Penulis
Intisari-Online.com - Setelah diperiksa sebagai saksi terlapor oleh penyidik Subdit Cyber Crime Ditreskrimsus Polda Metro Jaya, Buni Yani ditetapkan sebagai tersangka.
Buni Yani diancam dengan pasal berlapis, yaitu Pasal 28 ayat 2 UU NO 11 tentang ITE dan pasal 45 ayat 2 UU NO 11 Tahun 2008 tentang ITE.
Sejak video pidato Basuki Tjahaja Purnama atau Ahok diunggah ke media sosial oleh Buni Yani, sosok ini menjadi pembicaraan banyak orang.
Buni Yani lahir di Lombok, 16 Mei 1969. Menyelesaikan strata Sarjana di Fakultas Sastra Inggris Universitas Udayana, Bali, tahun 1993, ia kemudian mendapat beasiswa untuk melanjutkan S-2 di Ohio University dan lulus pada 2002.
Ia mendapatkan gelar Master of Arts dalam studi Asia Tenggara dari Ohio University.
Sejak 2010 Buni kuliah S-3 di Universitas Leiden, Belanda. Saat ini sedang menyusun disertasi dan belum selesai.
Selain itu mantan wartawan ini menjadi peneliti di Faculty of Social and Behavioral Sciences, Institute of Cultural Anthropology and Development Sociology, Universitas Leiden.
Buni telah aktif sebagai wartawan sejak sebelum berangkat ke Amerika Serikat. Dari 1996 hingga 1999 ia bekerja sebagai jurnalis untuk Australian Associated Press (AAP) dan sering menulis tentang isu-isu terkait Asia Tenggara.

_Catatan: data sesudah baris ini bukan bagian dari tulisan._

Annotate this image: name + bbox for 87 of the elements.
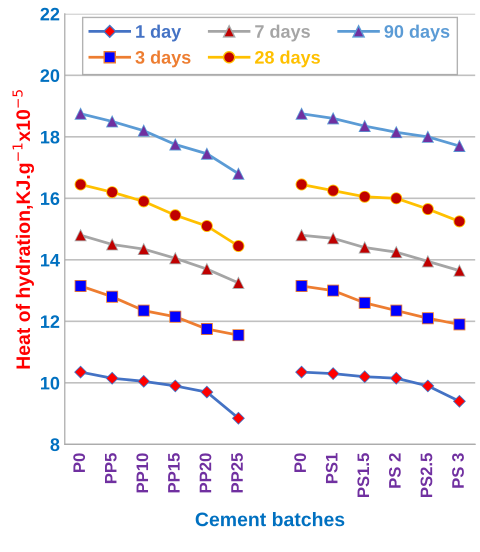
point — [295, 366, 308, 378]
y-tick-label: 18 — [40, 130, 60, 144]
point — [358, 190, 371, 203]
point — [453, 264, 466, 277]
x-tick-label: PS1.5 — [357, 453, 370, 497]
point — [232, 240, 244, 252]
legend-label: 90 days — [384, 24, 450, 42]
point — [453, 394, 466, 408]
point — [327, 112, 340, 124]
point — [106, 186, 118, 198]
point — [232, 329, 244, 342]
x-tick-label: PS 3 — [452, 453, 464, 488]
point — [169, 209, 182, 222]
point — [106, 290, 118, 303]
point — [106, 372, 118, 385]
point — [422, 203, 434, 216]
point — [169, 310, 182, 323]
y-tick-label: 14 — [40, 254, 60, 266]
y-tick-label: 8 — [50, 438, 60, 452]
point — [232, 276, 244, 289]
point — [390, 126, 402, 138]
point — [74, 366, 87, 378]
point — [358, 370, 372, 384]
x-tick-label: PP5 — [105, 453, 117, 484]
point — [422, 130, 434, 143]
point — [74, 178, 87, 190]
point — [358, 296, 371, 309]
point — [358, 242, 371, 254]
point — [453, 215, 466, 228]
legend-label: 3 days — [135, 50, 190, 68]
point — [138, 124, 150, 137]
x-tick-label: P0 — [73, 453, 86, 472]
point — [106, 115, 118, 128]
legend-label: 7 days — [255, 24, 310, 42]
point — [296, 108, 308, 120]
point — [358, 120, 371, 132]
x-tick-label: PP10 — [136, 453, 148, 492]
point — [390, 304, 402, 317]
point — [200, 323, 213, 336]
point — [169, 252, 182, 264]
point — [296, 178, 308, 190]
point — [232, 168, 244, 180]
point — [200, 263, 213, 276]
point — [74, 108, 87, 120]
point — [296, 229, 308, 242]
point — [169, 138, 182, 150]
y-tick-label: 10 — [40, 376, 60, 390]
y-tick-label: 20 — [40, 69, 60, 82]
y-tick-label: 12 — [40, 315, 60, 328]
point — [390, 192, 402, 204]
point — [74, 280, 87, 292]
point — [138, 304, 150, 317]
point — [200, 220, 213, 232]
y-axis-title: Heat of hydration,KJ.g$^{−1}$x10$^{−5}$ — [12, 90, 34, 369]
point — [453, 140, 466, 152]
point — [453, 318, 466, 330]
point — [138, 243, 150, 256]
point — [232, 412, 245, 425]
x-tick-label: PP15 — [168, 453, 180, 492]
point — [327, 284, 340, 297]
point — [74, 229, 87, 242]
point — [422, 312, 434, 324]
point — [138, 195, 150, 208]
point — [200, 386, 214, 398]
point — [422, 380, 434, 392]
x-tick-label: PS1 — [326, 453, 338, 484]
x-tick-label: PS 2 — [388, 453, 401, 488]
y-tick-label: 22 — [40, 8, 60, 20]
y-tick-label: 16 — [40, 192, 60, 206]
x-tick-label: PS2.5 — [420, 453, 432, 497]
point — [137, 375, 150, 388]
point — [327, 184, 340, 197]
legend-label: 1 day — [136, 24, 182, 42]
point — [326, 367, 340, 380]
point — [390, 372, 403, 385]
x-tick-label: PP20 — [200, 453, 212, 492]
x-tick-label: P0 — [294, 453, 306, 472]
point — [296, 280, 308, 292]
x-axis-title: Cement batches — [196, 512, 344, 526]
x-tick-label: PP25 — [231, 453, 243, 492]
point — [422, 255, 434, 268]
point — [106, 238, 118, 250]
point — [327, 232, 340, 244]
point — [168, 380, 182, 392]
point — [200, 148, 213, 160]
legend-label: 28 days — [255, 50, 320, 68]
point — [390, 246, 402, 258]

Saat tinggal di Amerika Serikat, pria yang tinggal di Depok, Jawa Barat, ini juga pernah menjadi jurnalis untuk Voice of America (VOA).
Buni diketahui bekerja sebagai dosen di London School of Public Relations (LSPR), Jakarta, sejak 2004. Namun ia segera mengundurkan diri setelah mendapat ancaman yang dialamatkan kepadanya melalui kampus.
(Baca juga: Status Tersangka Bukan Kartu Mati, Ahok Bisa Menangi Pilkada DKI 2017)
"Karena kecintaan saya kepada kampus ini yang telah memberikan saya penghidupan dan tempat berkarya, maka saya merasa wajib melindunginya dari orang-orang yang ingin menyangkutkannya dengan aktivitas saya di luar kampus," katanya usai kasus video Ahok ini mulai mencuat di media massa dan di tengah masyarakat.
Meskipun saat ini Buni menjadi salah satu orang yang vokal mengkritisi Ahok, ternyata saat Pilkada DKI Jakarta 2012 lalu ia merupakan pendukung pasangan Jokowi-Ahok.
Ia mengaku berubah pandangan terhadap gubernur asal Bangka Belitung tersebut sejak April 2016, ketika ia menganggap tim Ahok memainkan isu SARA.